ECLI:NL:HR:2020:1658

Hoge Raad

Datum uitspraak
23 oktober 2020
Publicatiedatum
20 oktober 2020
Zaaknummer
20/00528
Instantie
Hoge Raad
Type
Uitspraak
Rechtsgebied
Bestuursrecht; Belastingrecht
Procedures
  • Artikel 80a RO-zaken
Vindplaatsen
  • Rechtspraak.nl
AI samenvatting door LexboostAutomatisch gegenereerd

Cassatieberoep niet-ontvankelijk verklaard door de Hoge Raad

In deze zaak heeft de Hoge Raad op 23 oktober 2020 uitspraak gedaan in het cassatieberoep van belanghebbende, aangeduid als [X] te [Z]. Het beroep was gericht tegen een uitspraak van de Rechtbank Rotterdam van 5 februari 2020, met nummer ROT 19/1837, die op haar beurt weer betrekking had op een verzet tegen een eerdere uitspraak van de Rechtbank van 9 juli 2019. De Hoge Raad heeft de ontvankelijkheid van het cassatieberoep beoordeeld en vastgesteld dat de klachten over de uitspraak van de Rechtbank niet gegrond zijn. De procureur-generaal bij de Hoge Raad heeft de gelegenheid gekregen om een advies uit te brengen over de zaak. Na beoordeling van de ingediende klachten heeft de Hoge Raad geconcludeerd dat het cassatieberoep duidelijk niet kan slagen. Daarom heeft de Hoge Raad besloten om het beroep zonder verdere motivering niet-ontvankelijk te verklaren, zoals toegestaan onder artikel 80a van de Wet op de rechterlijke organisatie.
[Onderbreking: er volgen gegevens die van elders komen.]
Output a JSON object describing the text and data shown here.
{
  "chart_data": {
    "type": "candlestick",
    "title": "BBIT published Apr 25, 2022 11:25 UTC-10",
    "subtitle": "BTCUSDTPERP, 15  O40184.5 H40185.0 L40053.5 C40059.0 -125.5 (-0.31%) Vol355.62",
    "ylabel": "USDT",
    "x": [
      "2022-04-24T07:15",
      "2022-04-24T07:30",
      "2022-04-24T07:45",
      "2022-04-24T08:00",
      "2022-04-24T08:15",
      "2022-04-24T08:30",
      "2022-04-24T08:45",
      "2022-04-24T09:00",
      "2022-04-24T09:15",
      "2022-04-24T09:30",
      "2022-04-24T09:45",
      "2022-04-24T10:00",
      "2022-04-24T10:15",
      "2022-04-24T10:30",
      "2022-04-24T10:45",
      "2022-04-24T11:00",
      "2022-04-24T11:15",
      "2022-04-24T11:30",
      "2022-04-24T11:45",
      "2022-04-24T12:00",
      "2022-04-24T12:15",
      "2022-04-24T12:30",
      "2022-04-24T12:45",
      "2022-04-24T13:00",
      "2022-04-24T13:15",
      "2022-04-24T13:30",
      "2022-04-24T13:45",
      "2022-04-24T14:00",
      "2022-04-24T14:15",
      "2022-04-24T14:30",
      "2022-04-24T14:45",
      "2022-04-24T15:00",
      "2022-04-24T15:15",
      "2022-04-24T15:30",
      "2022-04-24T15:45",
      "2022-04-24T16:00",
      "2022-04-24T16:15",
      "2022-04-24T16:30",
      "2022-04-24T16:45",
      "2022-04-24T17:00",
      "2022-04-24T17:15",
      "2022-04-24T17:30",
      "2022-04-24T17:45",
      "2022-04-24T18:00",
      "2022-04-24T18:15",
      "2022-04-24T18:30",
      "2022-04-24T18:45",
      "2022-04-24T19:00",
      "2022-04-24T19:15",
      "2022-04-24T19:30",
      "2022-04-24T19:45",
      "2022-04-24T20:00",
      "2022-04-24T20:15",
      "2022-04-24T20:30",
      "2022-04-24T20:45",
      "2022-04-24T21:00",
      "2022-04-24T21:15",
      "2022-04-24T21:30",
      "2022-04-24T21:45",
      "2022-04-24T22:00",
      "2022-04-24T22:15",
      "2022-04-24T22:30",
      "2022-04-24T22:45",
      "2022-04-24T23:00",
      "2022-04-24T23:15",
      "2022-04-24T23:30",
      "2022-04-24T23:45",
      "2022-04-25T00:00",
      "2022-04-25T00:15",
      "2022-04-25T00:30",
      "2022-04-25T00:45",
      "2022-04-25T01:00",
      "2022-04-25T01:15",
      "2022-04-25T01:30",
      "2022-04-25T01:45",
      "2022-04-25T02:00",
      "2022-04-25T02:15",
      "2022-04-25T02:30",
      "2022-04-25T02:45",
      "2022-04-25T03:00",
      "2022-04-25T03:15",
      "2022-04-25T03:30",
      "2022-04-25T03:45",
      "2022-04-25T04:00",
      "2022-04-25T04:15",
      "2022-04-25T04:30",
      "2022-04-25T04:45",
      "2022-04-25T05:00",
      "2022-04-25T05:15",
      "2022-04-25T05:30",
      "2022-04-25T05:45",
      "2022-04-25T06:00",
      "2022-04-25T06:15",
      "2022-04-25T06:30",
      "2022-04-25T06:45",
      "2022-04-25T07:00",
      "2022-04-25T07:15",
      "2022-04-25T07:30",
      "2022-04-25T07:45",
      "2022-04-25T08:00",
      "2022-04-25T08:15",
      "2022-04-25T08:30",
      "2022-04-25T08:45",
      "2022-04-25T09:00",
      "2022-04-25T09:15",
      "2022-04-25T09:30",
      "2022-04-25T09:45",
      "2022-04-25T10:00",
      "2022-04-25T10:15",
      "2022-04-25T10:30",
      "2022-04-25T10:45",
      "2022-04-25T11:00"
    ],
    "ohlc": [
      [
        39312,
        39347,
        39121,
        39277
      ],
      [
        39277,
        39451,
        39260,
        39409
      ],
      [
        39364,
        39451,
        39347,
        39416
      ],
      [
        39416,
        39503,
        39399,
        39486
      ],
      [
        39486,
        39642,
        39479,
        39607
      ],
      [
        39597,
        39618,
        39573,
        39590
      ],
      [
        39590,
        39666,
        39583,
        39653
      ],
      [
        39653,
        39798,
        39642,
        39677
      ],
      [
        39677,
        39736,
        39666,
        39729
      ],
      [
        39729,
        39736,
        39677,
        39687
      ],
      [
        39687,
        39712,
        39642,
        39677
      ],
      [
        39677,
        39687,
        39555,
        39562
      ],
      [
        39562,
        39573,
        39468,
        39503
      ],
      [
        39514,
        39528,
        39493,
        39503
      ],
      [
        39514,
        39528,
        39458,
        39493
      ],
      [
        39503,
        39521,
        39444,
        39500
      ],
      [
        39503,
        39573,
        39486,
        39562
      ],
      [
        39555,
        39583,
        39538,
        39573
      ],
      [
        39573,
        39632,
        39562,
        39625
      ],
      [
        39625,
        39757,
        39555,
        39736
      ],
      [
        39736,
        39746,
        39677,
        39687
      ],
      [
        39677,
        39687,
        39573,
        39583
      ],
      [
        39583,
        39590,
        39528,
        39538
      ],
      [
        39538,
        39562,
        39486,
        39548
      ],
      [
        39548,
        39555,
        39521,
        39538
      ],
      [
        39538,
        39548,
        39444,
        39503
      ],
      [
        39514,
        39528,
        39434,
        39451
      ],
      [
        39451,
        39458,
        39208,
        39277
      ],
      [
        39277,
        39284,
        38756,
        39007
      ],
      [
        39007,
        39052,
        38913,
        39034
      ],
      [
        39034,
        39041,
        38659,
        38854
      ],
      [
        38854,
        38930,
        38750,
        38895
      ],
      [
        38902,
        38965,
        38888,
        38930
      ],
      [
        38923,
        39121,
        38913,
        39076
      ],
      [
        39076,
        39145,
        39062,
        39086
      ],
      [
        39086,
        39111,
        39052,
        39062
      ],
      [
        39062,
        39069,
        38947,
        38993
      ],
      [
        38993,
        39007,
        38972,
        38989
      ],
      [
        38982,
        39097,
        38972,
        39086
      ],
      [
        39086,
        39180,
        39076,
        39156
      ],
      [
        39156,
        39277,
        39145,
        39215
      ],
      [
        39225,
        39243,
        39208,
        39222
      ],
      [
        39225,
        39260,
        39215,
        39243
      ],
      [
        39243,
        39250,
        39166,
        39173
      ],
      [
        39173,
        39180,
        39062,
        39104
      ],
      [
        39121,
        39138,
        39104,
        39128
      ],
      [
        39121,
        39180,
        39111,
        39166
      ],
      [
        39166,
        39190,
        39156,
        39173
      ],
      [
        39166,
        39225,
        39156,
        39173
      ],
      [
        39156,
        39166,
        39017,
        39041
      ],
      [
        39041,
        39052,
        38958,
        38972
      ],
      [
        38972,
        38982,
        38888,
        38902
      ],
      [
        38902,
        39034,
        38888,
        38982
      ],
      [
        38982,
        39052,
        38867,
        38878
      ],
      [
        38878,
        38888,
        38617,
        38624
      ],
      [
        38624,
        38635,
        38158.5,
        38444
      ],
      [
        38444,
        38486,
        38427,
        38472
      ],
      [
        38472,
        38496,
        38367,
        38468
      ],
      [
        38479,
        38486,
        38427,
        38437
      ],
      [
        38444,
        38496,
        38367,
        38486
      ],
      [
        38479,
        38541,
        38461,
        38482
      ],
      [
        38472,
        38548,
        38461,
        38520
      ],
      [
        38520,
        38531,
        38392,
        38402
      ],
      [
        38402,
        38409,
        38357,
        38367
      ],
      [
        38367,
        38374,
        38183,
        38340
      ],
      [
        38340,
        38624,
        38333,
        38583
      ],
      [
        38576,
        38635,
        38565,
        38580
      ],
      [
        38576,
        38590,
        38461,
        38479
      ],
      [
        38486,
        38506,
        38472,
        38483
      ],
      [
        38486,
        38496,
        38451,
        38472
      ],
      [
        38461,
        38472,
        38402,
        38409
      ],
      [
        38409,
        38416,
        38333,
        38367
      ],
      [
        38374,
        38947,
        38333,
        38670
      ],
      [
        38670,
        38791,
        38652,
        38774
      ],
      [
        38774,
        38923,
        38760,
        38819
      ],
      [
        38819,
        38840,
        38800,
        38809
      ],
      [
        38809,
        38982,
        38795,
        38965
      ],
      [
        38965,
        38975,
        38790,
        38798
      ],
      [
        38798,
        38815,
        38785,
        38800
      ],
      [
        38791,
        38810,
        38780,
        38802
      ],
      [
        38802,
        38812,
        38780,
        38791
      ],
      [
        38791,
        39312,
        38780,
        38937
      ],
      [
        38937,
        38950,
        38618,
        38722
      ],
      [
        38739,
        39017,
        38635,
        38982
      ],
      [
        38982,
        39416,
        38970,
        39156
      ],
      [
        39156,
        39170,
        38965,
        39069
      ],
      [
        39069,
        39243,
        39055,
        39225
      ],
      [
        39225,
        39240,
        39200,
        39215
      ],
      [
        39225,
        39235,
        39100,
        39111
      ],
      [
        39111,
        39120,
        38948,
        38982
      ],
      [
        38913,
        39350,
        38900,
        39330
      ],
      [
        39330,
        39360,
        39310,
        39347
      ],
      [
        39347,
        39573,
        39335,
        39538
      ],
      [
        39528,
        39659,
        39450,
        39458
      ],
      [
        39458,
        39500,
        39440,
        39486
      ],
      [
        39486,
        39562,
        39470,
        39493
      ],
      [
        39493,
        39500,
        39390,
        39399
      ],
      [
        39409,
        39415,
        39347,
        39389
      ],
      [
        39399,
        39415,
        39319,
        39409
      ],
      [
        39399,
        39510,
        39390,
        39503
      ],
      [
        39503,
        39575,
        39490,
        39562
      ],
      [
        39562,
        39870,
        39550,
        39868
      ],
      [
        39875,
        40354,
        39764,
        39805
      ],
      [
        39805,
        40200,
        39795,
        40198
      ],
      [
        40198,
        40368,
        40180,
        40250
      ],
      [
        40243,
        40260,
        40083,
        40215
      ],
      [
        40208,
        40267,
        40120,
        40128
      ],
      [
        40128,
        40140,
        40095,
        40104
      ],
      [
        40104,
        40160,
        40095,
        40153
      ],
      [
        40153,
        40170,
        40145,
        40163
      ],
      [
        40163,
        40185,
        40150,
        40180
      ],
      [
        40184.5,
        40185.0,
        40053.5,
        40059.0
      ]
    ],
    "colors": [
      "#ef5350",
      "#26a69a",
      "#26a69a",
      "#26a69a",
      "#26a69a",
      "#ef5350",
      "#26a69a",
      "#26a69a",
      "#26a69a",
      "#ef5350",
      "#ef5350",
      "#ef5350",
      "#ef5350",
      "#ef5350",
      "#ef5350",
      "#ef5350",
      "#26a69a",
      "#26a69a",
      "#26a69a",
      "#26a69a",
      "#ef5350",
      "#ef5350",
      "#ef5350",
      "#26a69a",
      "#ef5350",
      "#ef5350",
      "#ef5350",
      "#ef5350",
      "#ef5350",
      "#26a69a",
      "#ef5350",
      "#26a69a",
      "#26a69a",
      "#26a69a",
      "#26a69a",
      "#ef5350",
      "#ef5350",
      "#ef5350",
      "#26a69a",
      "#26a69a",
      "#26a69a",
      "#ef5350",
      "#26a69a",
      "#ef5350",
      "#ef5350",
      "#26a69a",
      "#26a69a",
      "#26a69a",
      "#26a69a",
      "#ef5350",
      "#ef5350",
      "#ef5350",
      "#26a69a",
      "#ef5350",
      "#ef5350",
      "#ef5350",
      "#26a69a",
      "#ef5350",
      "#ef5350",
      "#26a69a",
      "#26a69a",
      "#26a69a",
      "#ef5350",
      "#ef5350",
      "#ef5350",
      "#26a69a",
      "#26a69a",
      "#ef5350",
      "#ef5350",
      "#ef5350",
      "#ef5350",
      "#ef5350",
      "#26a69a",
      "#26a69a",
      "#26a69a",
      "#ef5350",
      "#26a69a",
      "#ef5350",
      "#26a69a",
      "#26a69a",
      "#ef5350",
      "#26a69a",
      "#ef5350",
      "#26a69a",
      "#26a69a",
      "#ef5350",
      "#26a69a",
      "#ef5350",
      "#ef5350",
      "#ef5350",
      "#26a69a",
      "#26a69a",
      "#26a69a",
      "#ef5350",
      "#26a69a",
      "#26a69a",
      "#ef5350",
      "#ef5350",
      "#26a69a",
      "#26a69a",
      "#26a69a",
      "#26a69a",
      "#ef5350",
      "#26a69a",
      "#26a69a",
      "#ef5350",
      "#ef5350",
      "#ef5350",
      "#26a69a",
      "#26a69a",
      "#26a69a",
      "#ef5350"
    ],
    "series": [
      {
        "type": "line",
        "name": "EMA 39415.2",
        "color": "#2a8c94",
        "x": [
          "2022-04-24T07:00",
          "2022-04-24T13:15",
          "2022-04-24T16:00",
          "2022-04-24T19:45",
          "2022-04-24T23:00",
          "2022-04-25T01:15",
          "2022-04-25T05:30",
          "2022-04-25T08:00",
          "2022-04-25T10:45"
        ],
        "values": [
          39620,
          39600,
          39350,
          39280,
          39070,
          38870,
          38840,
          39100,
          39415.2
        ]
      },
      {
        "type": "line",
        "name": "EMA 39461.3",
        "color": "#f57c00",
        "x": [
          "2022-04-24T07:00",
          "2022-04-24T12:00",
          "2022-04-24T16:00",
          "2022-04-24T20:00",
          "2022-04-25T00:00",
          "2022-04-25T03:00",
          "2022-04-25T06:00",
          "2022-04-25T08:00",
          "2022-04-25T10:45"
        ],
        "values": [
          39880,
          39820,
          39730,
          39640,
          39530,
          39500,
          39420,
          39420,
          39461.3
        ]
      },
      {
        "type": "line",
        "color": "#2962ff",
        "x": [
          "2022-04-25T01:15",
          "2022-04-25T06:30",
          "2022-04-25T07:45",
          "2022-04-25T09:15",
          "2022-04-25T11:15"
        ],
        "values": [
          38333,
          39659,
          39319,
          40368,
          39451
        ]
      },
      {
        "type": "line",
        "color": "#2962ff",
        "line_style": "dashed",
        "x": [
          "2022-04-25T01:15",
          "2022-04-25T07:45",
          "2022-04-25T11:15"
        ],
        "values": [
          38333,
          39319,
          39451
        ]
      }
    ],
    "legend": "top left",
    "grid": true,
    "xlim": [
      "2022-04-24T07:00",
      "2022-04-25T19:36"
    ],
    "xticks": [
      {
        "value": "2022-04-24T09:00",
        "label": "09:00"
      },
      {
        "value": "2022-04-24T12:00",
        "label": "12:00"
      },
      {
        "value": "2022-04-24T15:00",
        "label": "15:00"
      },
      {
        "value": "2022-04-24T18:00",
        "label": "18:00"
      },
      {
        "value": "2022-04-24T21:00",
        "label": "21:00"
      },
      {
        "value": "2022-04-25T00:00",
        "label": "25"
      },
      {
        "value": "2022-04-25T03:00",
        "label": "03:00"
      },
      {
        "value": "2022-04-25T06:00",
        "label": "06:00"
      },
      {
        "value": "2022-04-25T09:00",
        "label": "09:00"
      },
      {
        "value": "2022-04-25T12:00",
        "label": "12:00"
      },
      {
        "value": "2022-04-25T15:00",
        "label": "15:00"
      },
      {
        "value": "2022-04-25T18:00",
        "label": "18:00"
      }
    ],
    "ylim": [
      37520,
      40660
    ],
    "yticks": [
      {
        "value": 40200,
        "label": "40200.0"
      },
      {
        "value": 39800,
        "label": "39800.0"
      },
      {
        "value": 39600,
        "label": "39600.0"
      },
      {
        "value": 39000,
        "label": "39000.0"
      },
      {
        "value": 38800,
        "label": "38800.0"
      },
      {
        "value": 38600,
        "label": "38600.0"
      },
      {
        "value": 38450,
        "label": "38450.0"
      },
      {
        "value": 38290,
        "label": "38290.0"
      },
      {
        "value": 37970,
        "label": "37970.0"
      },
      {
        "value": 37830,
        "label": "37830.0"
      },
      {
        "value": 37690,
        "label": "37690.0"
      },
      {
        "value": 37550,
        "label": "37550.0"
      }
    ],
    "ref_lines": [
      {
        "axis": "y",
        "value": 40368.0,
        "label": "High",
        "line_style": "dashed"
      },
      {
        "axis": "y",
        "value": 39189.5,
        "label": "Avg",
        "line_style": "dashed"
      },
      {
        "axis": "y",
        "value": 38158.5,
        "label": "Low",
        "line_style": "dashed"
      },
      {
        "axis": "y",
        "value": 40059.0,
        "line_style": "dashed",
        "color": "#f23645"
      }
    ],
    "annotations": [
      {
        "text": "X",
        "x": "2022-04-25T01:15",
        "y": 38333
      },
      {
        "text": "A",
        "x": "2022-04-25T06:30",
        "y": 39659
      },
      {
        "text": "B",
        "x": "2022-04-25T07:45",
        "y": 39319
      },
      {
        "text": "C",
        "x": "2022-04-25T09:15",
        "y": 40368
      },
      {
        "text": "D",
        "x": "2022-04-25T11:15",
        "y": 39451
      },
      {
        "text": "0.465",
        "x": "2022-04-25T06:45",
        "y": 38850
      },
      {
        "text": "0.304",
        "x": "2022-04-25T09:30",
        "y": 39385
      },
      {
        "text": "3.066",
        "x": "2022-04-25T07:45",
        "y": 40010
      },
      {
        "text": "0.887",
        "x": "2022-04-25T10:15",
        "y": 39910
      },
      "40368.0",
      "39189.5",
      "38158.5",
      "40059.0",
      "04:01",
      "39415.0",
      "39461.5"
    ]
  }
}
Tevens heeft de Hoge Raad geen aanleiding gezien om een veroordeling in de proceskosten uit te spreken. Het arrest is openbaar uitgesproken en is gewezen door de raadsheer J. Wortel als voorzitter, samen met de raadsheren A.F.M.Q. Beukers-van Dooren en P.A.G.M. Cools, in aanwezigheid van de waarnemend griffier F. Treuren.

Uitspraak

HOGE RAAD DER NEDERLANDEN
BELASTINGKAMER
Nummer20/00528
Datum23 oktober 2020
ARREST
in de zaak van
[X] te [Z] (hierna: belanghebbende)
op het beroep in cassatie tegen de uitspraak van de Rechtbank Rotterdam van 5 februari 2020, nr. ROT 19/1837, op het verzet van belanghebbende tegen de uitspraak van de Rechtbank van 9 juli 2019.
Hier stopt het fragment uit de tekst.